Forgiveness should not be a mandate, an expectation that others impose on us. Use your own judgement if you hear statements like “to forgive is divine” or “turn the other cheek”, as religious beliefs are often deeply held and might create a sense of obligation and a failure feeling if being unable to embrace this moral imperative. The pressure of forgiving can be retraumatizing, reminding the victim about not having the possibility to choose, about not being in control, about having to put aside their needs to satisfy the needs of others.


Forgiveness is a choice that comes from our own desire to see our past experiences as learning opportunities, something that happened for us and not to us. We know that we are healing when we hold onto our sense of agency, we acknowledge our past and then we commit to making better decisions in the future, as we have the desire to release the pain. Our mind may try to go back and forth many times, moving from past to present, until finally settling in the present, stable and determined to stay there.


Forgiveness may also involve an attempt to reconcile with the perpetrator, when the perpetrator wants to apologize and there is trust that no further harm will be caused. This is a process that involves an attempt to understand the perpetrator's circumstances and the perpetrator's desire to share power with the victim. However, this may not be your case! If your sense of safety has been jeopardized, your safety cannot be compromised in the future!


Sometimes healing involves forgiving ourselves. Deep reflections help us understand our own contribution to the outcome of these experiences. They stem from core beliefs that we developed during our childhood, when our parents put us down or when we were bullied in school. We may have witnessed abuse in our home. These adverse childhood experiences distorted our perception of what a healthy relationship is with ourselves and those around us. If we enter relationships without completing our healing, we don’t love ourselves unconditionally and we continue to put ourselves at risk of attracting people who break our heart.

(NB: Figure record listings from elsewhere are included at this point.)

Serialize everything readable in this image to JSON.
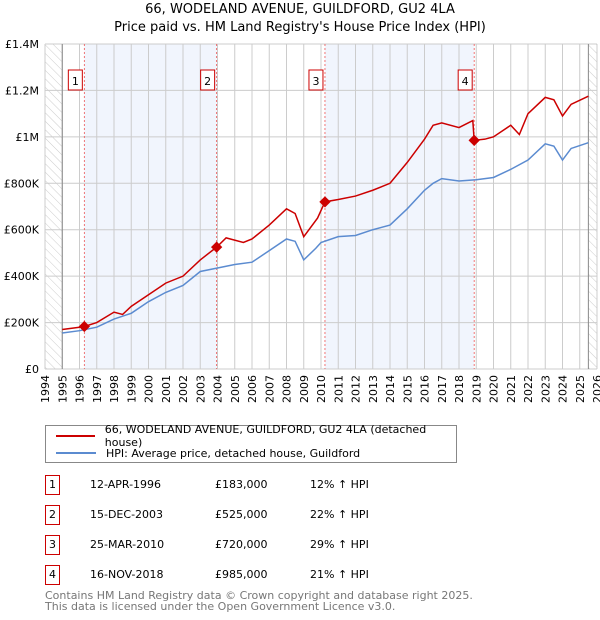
{
  "title": "66, WODELAND AVENUE, GUILDFORD, GU2 4LA",
  "subtitle": "Price paid vs. HM Land Registry's House Price Index (HPI)",
  "chart_data": {
    "type": "line",
    "title": "66, WODELAND AVENUE, GUILDFORD, GU2 4LA",
    "subtitle": "Price paid vs. HM Land Registry's House Price Index (HPI)",
    "xlim": [
      1994,
      2026
    ],
    "ylim": [
      0,
      1400000
    ],
    "x_ticks": [
      "1994",
      "1995",
      "1996",
      "1997",
      "1998",
      "1999",
      "2000",
      "2001",
      "2002",
      "2003",
      "2004",
      "2005",
      "2006",
      "2007",
      "2008",
      "2009",
      "2010",
      "2011",
      "2012",
      "2013",
      "2014",
      "2015",
      "2016",
      "2017",
      "2018",
      "2019",
      "2020",
      "2021",
      "2022",
      "2023",
      "2024",
      "2025",
      "2026"
    ],
    "y_ticks": [
      {
        "v": 0,
        "label": "£0"
      },
      {
        "v": 200000,
        "label": "£200K"
      },
      {
        "v": 400000,
        "label": "£400K"
      },
      {
        "v": 600000,
        "label": "£600K"
      },
      {
        "v": 800000,
        "label": "£800K"
      },
      {
        "v": 1000000,
        "label": "£1M"
      },
      {
        "v": 1200000,
        "label": "£1.2M"
      },
      {
        "v": 1400000,
        "label": "£1.4M"
      }
    ],
    "grid": true,
    "series": [
      {
        "name": "66, WODELAND AVENUE, GUILDFORD, GU2 4LA (detached house)",
        "color": "#cc0000",
        "x": [
          1995,
          1996,
          1996.28,
          1997,
          1998,
          1998.5,
          1999,
          2000,
          2001,
          2002,
          2003,
          2003.95,
          2004.5,
          2005.5,
          2006,
          2007,
          2008,
          2008.5,
          2009,
          2009.8,
          2010.23,
          2011,
          2012,
          2013,
          2014,
          2015,
          2016,
          2016.5,
          2017,
          2018,
          2018.8,
          2018.88,
          2019.5,
          2020,
          2021,
          2021.5,
          2022,
          2023,
          2023.5,
          2024,
          2024.5,
          2025.5
        ],
        "y": [
          170000,
          180000,
          183000,
          200000,
          245000,
          235000,
          270000,
          320000,
          370000,
          400000,
          470000,
          525000,
          565000,
          545000,
          560000,
          620000,
          690000,
          670000,
          570000,
          650000,
          720000,
          730000,
          745000,
          770000,
          800000,
          890000,
          990000,
          1050000,
          1060000,
          1040000,
          1070000,
          985000,
          990000,
          1000000,
          1050000,
          1010000,
          1100000,
          1170000,
          1160000,
          1090000,
          1140000,
          1175000
        ]
      },
      {
        "name": "HPI: Average price, detached house, Guildford",
        "color": "#5b8bd0",
        "x": [
          1995,
          1996,
          1997,
          1998,
          1999,
          2000,
          2001,
          2002,
          2003,
          2004,
          2005,
          2006,
          2007,
          2008,
          2008.5,
          2009,
          2009.7,
          2010,
          2011,
          2012,
          2013,
          2014,
          2015,
          2016,
          2016.5,
          2017,
          2018,
          2019,
          2020,
          2021,
          2022,
          2023,
          2023.5,
          2024,
          2024.5,
          2025.5
        ],
        "y": [
          155000,
          165000,
          180000,
          215000,
          240000,
          290000,
          330000,
          360000,
          420000,
          435000,
          450000,
          460000,
          510000,
          560000,
          550000,
          470000,
          520000,
          545000,
          570000,
          575000,
          600000,
          620000,
          690000,
          770000,
          800000,
          820000,
          810000,
          815000,
          825000,
          860000,
          900000,
          970000,
          960000,
          900000,
          950000,
          975000
        ]
      }
    ],
    "sales": [
      {
        "n": "1",
        "x": 1996.28,
        "date": "12-APR-1996",
        "price": "£183,000",
        "value": 183000,
        "hpi": "12% ↑ HPI"
      },
      {
        "n": "2",
        "x": 2003.95,
        "date": "15-DEC-2003",
        "price": "£525,000",
        "value": 525000,
        "hpi": "22% ↑ HPI"
      },
      {
        "n": "3",
        "x": 2010.23,
        "date": "25-MAR-2010",
        "price": "£720,000",
        "value": 720000,
        "hpi": "29% ↑ HPI"
      },
      {
        "n": "4",
        "x": 2018.88,
        "date": "16-NOV-2018",
        "price": "£985,000",
        "value": 985000,
        "hpi": "21% ↑ HPI"
      }
    ],
    "legend_position": "below"
  },
  "footer": {
    "line1": "Contains HM Land Registry data © Crown copyright and database right 2025.",
    "line2": "This data is licensed under the Open Government Licence v3.0."
  }
}
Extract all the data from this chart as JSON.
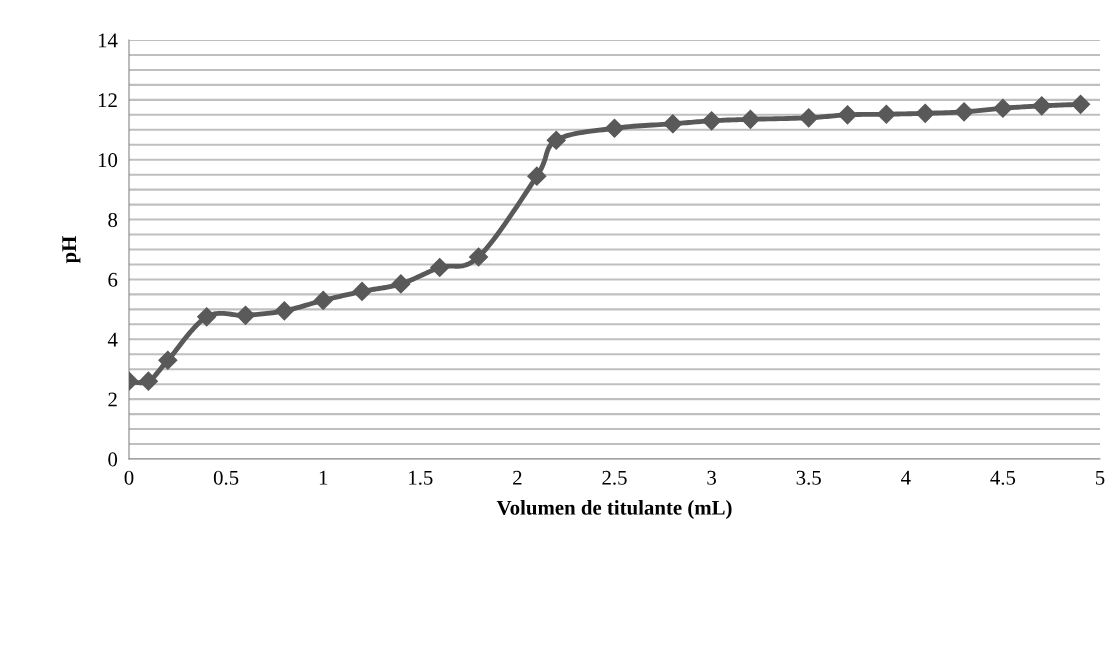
{
  "chart_data": {
    "type": "line",
    "xlabel": "Volumen de titulante (mL)",
    "ylabel": "pH",
    "x": [
      0,
      0.1,
      0.2,
      0.4,
      0.6,
      0.8,
      1.0,
      1.2,
      1.4,
      1.6,
      1.8,
      2.1,
      2.2,
      2.5,
      2.8,
      3.0,
      3.2,
      3.5,
      3.7,
      3.9,
      4.1,
      4.3,
      4.5,
      4.7,
      4.9
    ],
    "series": [
      {
        "color": "#595959",
        "values": [
          2.6,
          2.6,
          3.3,
          4.75,
          4.8,
          4.95,
          5.3,
          5.6,
          5.85,
          6.4,
          6.75,
          9.45,
          10.65,
          11.05,
          11.2,
          11.3,
          11.35,
          11.4,
          11.5,
          11.52,
          11.55,
          11.6,
          11.72,
          11.8,
          11.85
        ]
      }
    ],
    "xlim": [
      0,
      5
    ],
    "xticks": [
      0,
      0.5,
      1,
      1.5,
      2,
      2.5,
      3,
      3.5,
      4,
      4.5,
      5
    ],
    "ylim": [
      0,
      14
    ],
    "yticks": [
      0,
      {
        "value": 0.5,
        "label": null
      },
      {
        "value": 1,
        "label": null
      },
      {
        "value": 1.5,
        "label": null
      },
      2,
      {
        "value": 2.5,
        "label": null
      },
      {
        "value": 3,
        "label": null
      },
      {
        "value": 3.5,
        "label": null
      },
      4,
      {
        "value": 4.5,
        "label": null
      },
      {
        "value": 5,
        "label": null
      },
      {
        "value": 5.5,
        "label": null
      },
      6,
      {
        "value": 6.5,
        "label": null
      },
      {
        "value": 7,
        "label": null
      },
      {
        "value": 7.5,
        "label": null
      },
      8,
      {
        "value": 8.5,
        "label": null
      },
      {
        "value": 9,
        "label": null
      },
      {
        "value": 9.5,
        "label": null
      },
      10,
      {
        "value": 10.5,
        "label": null
      },
      {
        "value": 11,
        "label": null
      },
      {
        "value": 11.5,
        "label": null
      },
      12,
      {
        "value": 12.5,
        "label": null
      },
      {
        "value": 13,
        "label": null
      },
      {
        "value": 13.5,
        "label": null
      },
      14
    ],
    "grid": "y",
    "marker": "diamond",
    "line_style": "solid",
    "legend": false
  }
}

When we are healed, we don’t bite into the illusion that we are loved even when we recognize that someone is not treating us well.

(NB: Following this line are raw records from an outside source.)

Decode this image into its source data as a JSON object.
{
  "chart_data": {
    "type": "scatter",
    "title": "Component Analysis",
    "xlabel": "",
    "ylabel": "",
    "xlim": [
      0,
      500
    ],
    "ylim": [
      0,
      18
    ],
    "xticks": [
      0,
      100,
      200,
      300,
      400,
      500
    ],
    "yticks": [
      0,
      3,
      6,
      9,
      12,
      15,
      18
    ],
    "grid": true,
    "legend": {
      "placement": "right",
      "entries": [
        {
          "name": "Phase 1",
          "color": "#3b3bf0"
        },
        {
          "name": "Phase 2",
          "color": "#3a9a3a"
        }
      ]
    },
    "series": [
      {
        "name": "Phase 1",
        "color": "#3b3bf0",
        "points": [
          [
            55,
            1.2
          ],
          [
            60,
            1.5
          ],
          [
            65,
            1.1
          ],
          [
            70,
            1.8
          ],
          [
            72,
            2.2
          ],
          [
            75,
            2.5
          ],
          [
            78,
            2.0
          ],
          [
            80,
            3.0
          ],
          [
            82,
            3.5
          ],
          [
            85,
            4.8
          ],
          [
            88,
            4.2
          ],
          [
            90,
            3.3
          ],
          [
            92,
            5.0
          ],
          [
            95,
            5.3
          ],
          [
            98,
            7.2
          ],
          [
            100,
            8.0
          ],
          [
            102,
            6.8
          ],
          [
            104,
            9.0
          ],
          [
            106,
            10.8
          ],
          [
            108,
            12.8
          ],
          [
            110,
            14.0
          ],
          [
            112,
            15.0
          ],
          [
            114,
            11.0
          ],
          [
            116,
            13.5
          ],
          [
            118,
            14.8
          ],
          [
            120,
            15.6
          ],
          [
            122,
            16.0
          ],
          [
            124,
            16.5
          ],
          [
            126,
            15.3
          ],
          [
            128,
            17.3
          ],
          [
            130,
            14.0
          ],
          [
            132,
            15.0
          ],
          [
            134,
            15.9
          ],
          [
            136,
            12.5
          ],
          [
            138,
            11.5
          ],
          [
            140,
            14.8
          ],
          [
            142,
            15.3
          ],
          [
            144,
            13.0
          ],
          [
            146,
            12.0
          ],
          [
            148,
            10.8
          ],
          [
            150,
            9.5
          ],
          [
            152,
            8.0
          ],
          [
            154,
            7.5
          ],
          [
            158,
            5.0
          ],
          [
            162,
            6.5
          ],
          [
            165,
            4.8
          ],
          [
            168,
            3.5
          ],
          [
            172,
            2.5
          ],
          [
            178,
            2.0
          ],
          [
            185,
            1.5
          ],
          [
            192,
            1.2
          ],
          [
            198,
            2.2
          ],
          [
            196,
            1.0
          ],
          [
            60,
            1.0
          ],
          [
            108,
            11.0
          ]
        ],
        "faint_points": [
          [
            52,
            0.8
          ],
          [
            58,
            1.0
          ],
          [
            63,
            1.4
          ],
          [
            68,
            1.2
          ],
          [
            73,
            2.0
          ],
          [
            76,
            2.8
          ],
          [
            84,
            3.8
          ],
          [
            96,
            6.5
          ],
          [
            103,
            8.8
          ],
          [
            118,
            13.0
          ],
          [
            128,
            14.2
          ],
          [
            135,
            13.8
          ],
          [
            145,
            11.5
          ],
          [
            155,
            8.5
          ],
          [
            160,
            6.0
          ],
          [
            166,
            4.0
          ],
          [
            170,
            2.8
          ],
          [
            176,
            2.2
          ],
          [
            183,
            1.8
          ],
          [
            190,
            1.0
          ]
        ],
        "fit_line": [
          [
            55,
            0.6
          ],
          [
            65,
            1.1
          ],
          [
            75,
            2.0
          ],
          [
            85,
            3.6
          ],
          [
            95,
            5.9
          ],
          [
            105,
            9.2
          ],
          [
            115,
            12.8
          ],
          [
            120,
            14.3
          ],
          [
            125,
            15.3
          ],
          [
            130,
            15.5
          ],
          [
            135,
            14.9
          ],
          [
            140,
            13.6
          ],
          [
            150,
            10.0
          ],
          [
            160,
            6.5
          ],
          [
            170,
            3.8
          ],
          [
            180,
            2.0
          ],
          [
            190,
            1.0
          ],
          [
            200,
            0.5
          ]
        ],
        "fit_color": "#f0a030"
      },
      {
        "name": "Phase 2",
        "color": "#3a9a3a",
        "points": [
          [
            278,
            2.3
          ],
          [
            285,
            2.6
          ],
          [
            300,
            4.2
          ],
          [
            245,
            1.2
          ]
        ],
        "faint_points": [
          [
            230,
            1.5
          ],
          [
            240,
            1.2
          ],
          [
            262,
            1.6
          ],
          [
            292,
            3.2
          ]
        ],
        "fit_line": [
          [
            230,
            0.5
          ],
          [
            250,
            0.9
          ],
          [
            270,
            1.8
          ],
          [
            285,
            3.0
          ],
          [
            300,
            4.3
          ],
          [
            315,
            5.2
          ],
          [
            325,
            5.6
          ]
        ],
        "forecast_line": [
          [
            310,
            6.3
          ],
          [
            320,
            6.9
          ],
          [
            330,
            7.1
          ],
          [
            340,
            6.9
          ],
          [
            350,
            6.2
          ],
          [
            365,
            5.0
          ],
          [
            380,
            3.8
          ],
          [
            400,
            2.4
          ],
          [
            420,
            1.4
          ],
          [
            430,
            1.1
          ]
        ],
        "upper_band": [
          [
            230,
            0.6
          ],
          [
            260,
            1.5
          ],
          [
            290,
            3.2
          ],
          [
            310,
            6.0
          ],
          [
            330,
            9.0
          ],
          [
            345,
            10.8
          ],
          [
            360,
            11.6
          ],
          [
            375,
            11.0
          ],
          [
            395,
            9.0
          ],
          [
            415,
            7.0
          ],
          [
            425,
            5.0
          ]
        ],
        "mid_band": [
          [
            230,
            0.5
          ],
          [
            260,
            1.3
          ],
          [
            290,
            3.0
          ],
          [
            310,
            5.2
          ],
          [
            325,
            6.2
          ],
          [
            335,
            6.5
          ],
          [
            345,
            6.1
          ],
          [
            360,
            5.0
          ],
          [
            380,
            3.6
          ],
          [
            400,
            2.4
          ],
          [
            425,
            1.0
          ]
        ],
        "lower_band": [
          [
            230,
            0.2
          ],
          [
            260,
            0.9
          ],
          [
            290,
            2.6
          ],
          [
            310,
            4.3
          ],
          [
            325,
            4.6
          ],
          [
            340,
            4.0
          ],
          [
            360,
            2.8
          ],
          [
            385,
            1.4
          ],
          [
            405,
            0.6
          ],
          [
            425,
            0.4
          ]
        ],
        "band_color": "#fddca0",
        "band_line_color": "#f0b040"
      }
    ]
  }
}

As we accepted that we entered relationships without healing, we need to acknowledge that those who hurt us also made the decision to start relationships before healing their childhood wounds. These could be wounds that had been passed on from generation to generation, as massive traumas have been caused by extreme poverty, rigid religious and societal norms have affected people in multidimensional ways. Often people fail to see that they expect a different outcome despite doing the same thing over and over again.


Forgiveness allows us to heal. Instead of holding on to our pain, forgiveness is liberating. If we continue to work on showing love to ourselves, we allow our heart to open again. It brings the understanding that we have grown a little bit more, even if the growing process has been painful. We learn to look at ourselves and others with compassion, empathy and love.